The morning’s evidence focussed on how the council took account of the estimated greenhouse gas emissions from the project and electricity generation at the power station.
David Wolfe QC, for Frack Free Ryedale and Friends of the Earth, said the council had acknowledged in a scoping opinion that greenhouse gas emissions and contribution to climate change were relevant in deciding the application.
But he said when planning officers recommended approval of the scheme they underestimated greenhouse gas emissions by taking account only those from the KM8 project but not from electricity generation.
Dr Wolfe pointed to a key paragraph in the officers’ report, which said greenhouse gas emissions from the project would have only a neutral or slight impact on climate change. This was not a reasonable reason to refuse the application, the report said.
The report used information from Third Energy that emissions from KM8 would be from vehicles visiting the site, equipment and fugitive methane from the well. The emissions would amount to 2,602 tonnes of CO2 equivalent (tCO2e). This, the council said, represented a contribution to UK greenhouse gas emissions of only 0.00014% on 2013 levels.

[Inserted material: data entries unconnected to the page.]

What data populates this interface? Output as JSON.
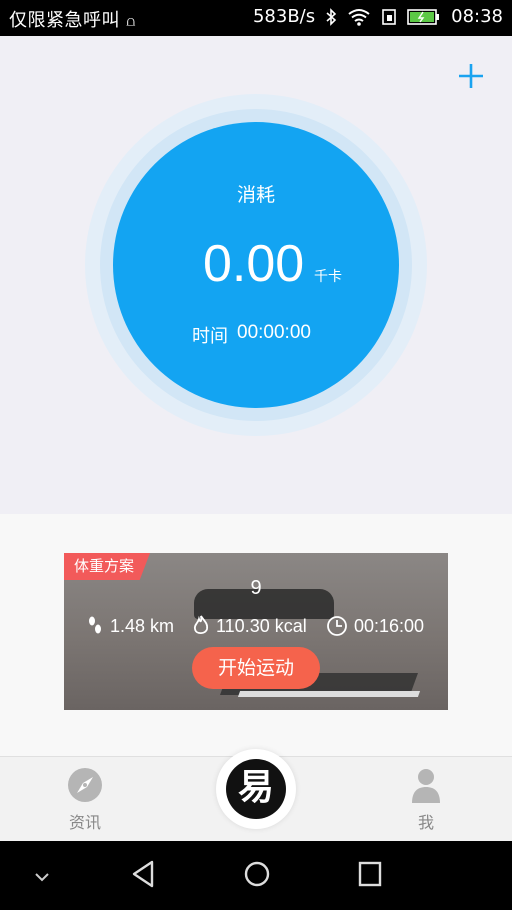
{
  "status_bar": {
    "carrier": "仅限紧急呼叫",
    "speed": "583B/s",
    "time": "08:38"
  },
  "summary": {
    "consume_label": "消耗",
    "calorie_value": "0.00",
    "calorie_unit": "千卡",
    "time_label": "时间",
    "time_value": "00:00:00"
  },
  "plan_card": {
    "tag": "体重方案",
    "index": "9",
    "distance": "1.48 km",
    "calories": "110.30 kcal",
    "duration": "00:16:00",
    "start_label": "开始运动"
  },
  "tab_bar": {
    "news_label": "资讯",
    "center_logo": "易",
    "me_label": "我"
  },
  "colors": {
    "accent": "#13a4f2",
    "start_button": "#f5634c",
    "plan_tag": "#f25a5a"
  },
  "icons": [
    "bluetooth-icon",
    "wifi-icon",
    "battery-icon",
    "plus-icon",
    "footsteps-icon",
    "fire-icon",
    "clock-icon",
    "compass-icon",
    "person-icon",
    "back-icon",
    "home-icon",
    "recents-icon"
  ]
}
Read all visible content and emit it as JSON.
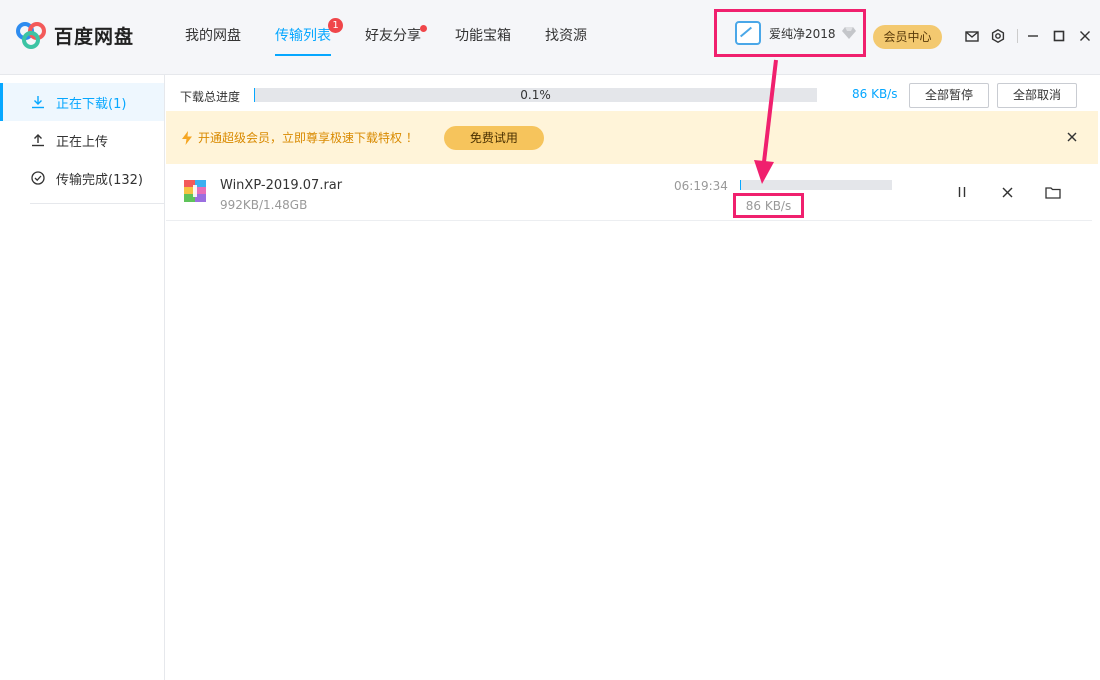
{
  "app": {
    "name": "百度网盘"
  },
  "nav": {
    "items": [
      {
        "label": "我的网盘"
      },
      {
        "label": "传输列表",
        "badge": "1"
      },
      {
        "label": "好友分享"
      },
      {
        "label": "功能宝箱"
      },
      {
        "label": "找资源"
      }
    ]
  },
  "user": {
    "name": "爱纯净2018",
    "vip_label": "会员中心"
  },
  "sidebar": {
    "items": [
      {
        "label": "正在下载(1)",
        "icon": "download-icon"
      },
      {
        "label": "正在上传",
        "icon": "upload-icon"
      },
      {
        "label": "传输完成(132)",
        "icon": "check-circle-icon"
      }
    ]
  },
  "transfer": {
    "progress_label": "下载总进度",
    "progress_percent": "0.1%",
    "progress_value": 0.001,
    "speed": "86 KB/s",
    "pause_all_label": "全部暂停",
    "cancel_all_label": "全部取消"
  },
  "banner": {
    "text": "开通超级会员，立即尊享极速下载特权 ！",
    "trial_label": "免费试用"
  },
  "files": [
    {
      "name": "WinXP-2019.07.rar",
      "size": "992KB/1.48GB",
      "time_left": "06:19:34",
      "speed": "86 KB/s",
      "progress": 0.001
    }
  ],
  "colors": {
    "accent": "#06a7ff",
    "highlight": "#f0206e",
    "vip": "#f3c970"
  }
}
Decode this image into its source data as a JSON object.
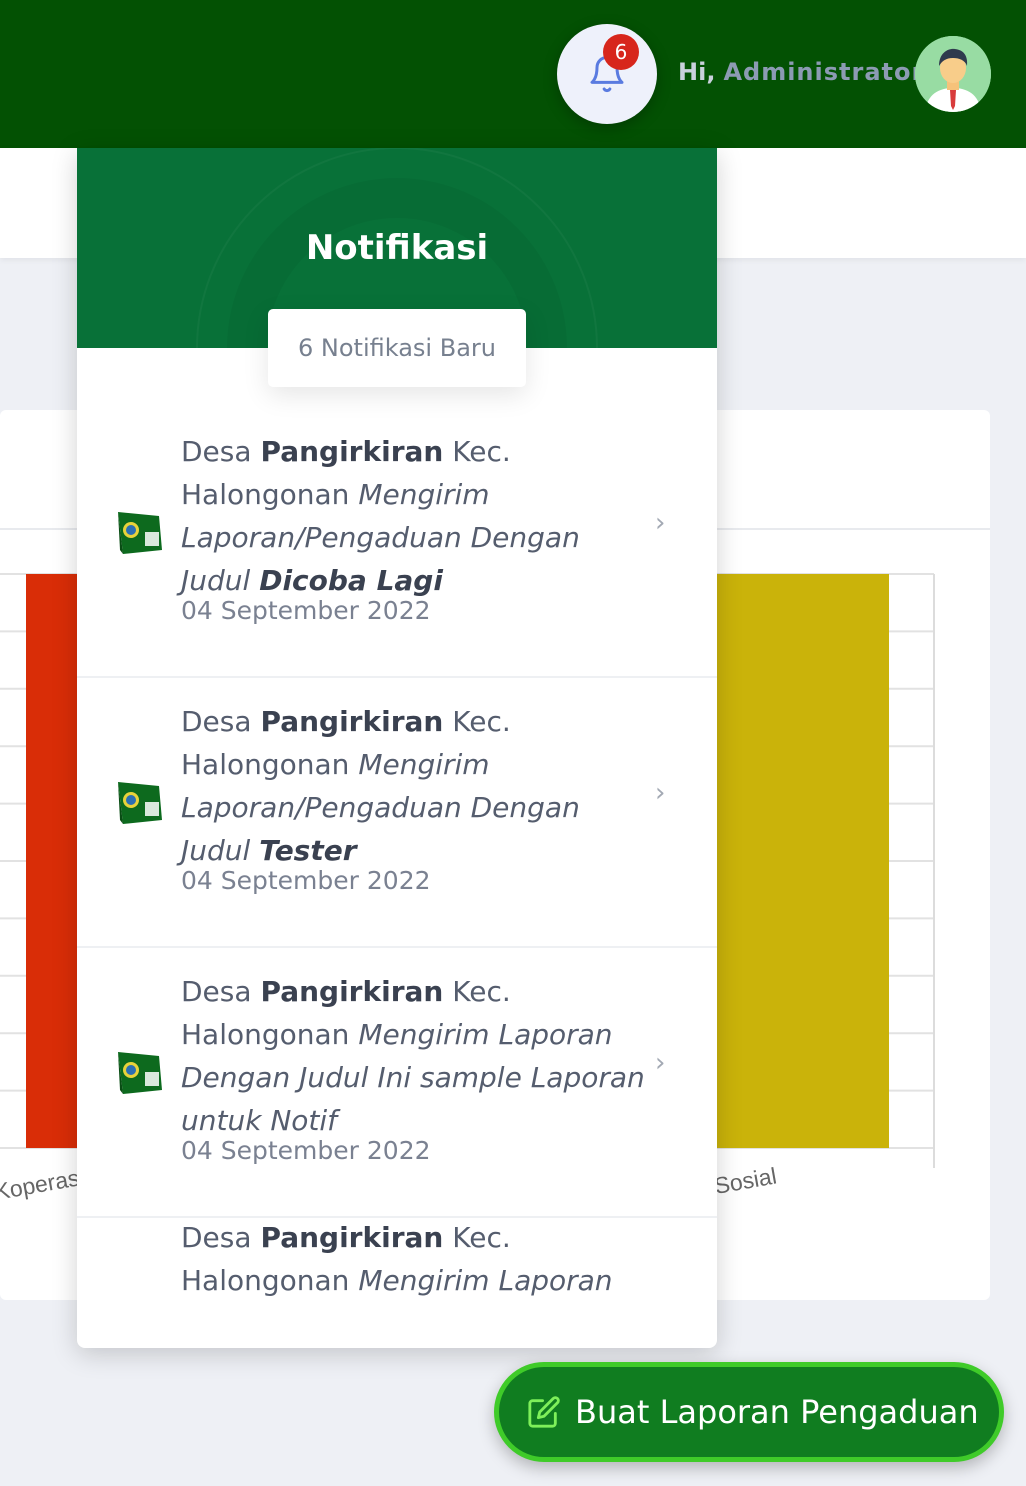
{
  "header": {
    "notification_badge": "6",
    "greeting": "Hi,",
    "user_name": "Administrator"
  },
  "notifications": {
    "title": "Notifikasi",
    "count_label": "6 Notifikasi Baru",
    "items": [
      {
        "prefix": "Desa ",
        "village": "Pangirkiran",
        "mid": " Kec. Halongonan ",
        "action": "Mengirim Laporan/Pengaduan Dengan Judul ",
        "subject": "Dicoba Lagi",
        "date": "04 September 2022"
      },
      {
        "prefix": "Desa ",
        "village": "Pangirkiran",
        "mid": " Kec. Halongonan ",
        "action": "Mengirim Laporan/Pengaduan Dengan Judul ",
        "subject": "Tester",
        "date": "04 September 2022"
      },
      {
        "prefix": "Desa ",
        "village": "Pangirkiran",
        "mid": " Kec. Halongonan ",
        "action": "Mengirim Laporan Dengan Judul Ini sample Laporan untuk Notif",
        "subject": "",
        "date": "04 September 2022"
      },
      {
        "prefix": "Desa ",
        "village": "Pangirkiran",
        "mid": " Kec. Halongonan ",
        "action": "Mengirim Laporan",
        "subject": "",
        "date": ""
      }
    ]
  },
  "chart_data": {
    "type": "bar",
    "categories": [
      "Koperas",
      "Sosial"
    ],
    "colors": [
      "#d92d07",
      "#cab30a"
    ],
    "title": "",
    "xlabel": "",
    "ylabel": ""
  },
  "fab": {
    "label": "Buat Laporan Pengaduan",
    "icon": "edit-icon"
  }
}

Planning Committee members were told:
“For the purposes of the determination of this individual planning application Members should note that to determine its contribution in the wider context of climate change as material would be unreasonable in the circumstance of the calculation of the predicted emissions of the proposed development at a maximum of 2,602tCO2 equivalent representing a contribution of 0.00014%.”
The report continued:
“It would be unreasonable to sustain an argument of refusal of the proposed development on this ground alone.”
But Dr Wolfe said opponents of the scheme argued that the “lion’s share” of the greenhouse gas emissions would be from the burning of gas at Knapton and this had not been included in the calculation.
There was no suggestion, he said, that Third Energy would not burn the methane from KM8 at Knapton Generating Station and send it somewhere else.
He said the power station was a closed system, taking gas only from Third Energy wells in the Ryedale field. Opponents of the scheme had advised the council that the company’s other wells were running out and that Third Energy needed gas from KM8 to keep Knapton running.
Dr Wolfe said North Yorkshire County Council had not followed rules on what was required in an environmental statement on the impact of an application.
“The local authority has identified CO2 emissions and the climate change effects [as an issue that should be considered]. They therefore needed to have, as a minimum, data.
“The advice [to the committee] is specifically predicated on figures calculated on too tight a basis.
“At the very least CO2 emissions from the indirect or cumulative effects at Knapton Generating Station should have been taken into account.”
Just before lunch, Dr Wolfe began addressing the other argument made by the opponents: that the council failed to require Third Energy to pay a financial bond to cover the costs of site restoration or damage. There will be more on this when the court resumes at 2pm.
The case is expected to continue to tomorrow (23 November 2016), when the court will hear from Sasha White, QC for North Yorkshire County Council. Third Energy is represented by Nathalie Lieven QC. She represented Cuadrilla at the public inquiry into its Lancashire sites earlier this year.